Mon Sep 29 19:51:04 UTC 2014

 We have found a reproducable iSCSI initiator issue in our environment.
The short form version of the hang is that if there is a network
interruption between one of our OmniOS machines and an iSCSI target and
you run 'iscsiadm list target -S' in a roughly 30-second window after
the interruption starts and before the OmniOS iSCSI initiator subsystem
really notices the problem, 'iscsiadm' will hang in an uninterruptable
state. Further iscsiadm commands will also hang and we have seen machines
escalate into full-scale system lockups.

 Because this is completely reproducable for us, we have a 'savecore -L'
vmdump file (and can generate as many more as would be useful, and we
can fully panic a test system if desired). However I don't have much
experience poking around OmniOS crash dumps. Where should I be looking
as far as mdb commands and so on go?

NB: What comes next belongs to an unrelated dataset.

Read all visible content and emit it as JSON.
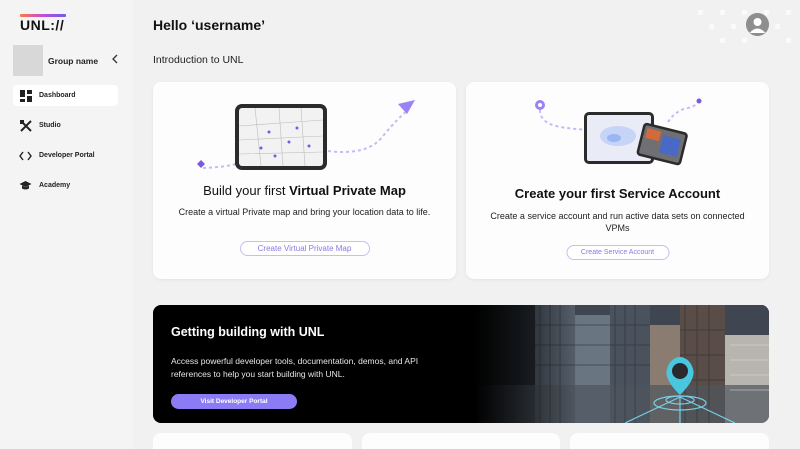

Is there any particular state that
would be most useful to get a test machine into before taking/forcing
a crash dump?

 Thanks in advance.

	- cks
[For people who want to know more about our iSCSI configuration, the
 setup is described here:
   http://utcc.utoronto.ca/~cks/space/blog/solaris/ZFSFileserverSetupII
 It may be relevant that we're running multipathing over two separate
 iSCSI networks; we've not currently tried to reproduce this with only
 a single network or without multipathing enabled.
]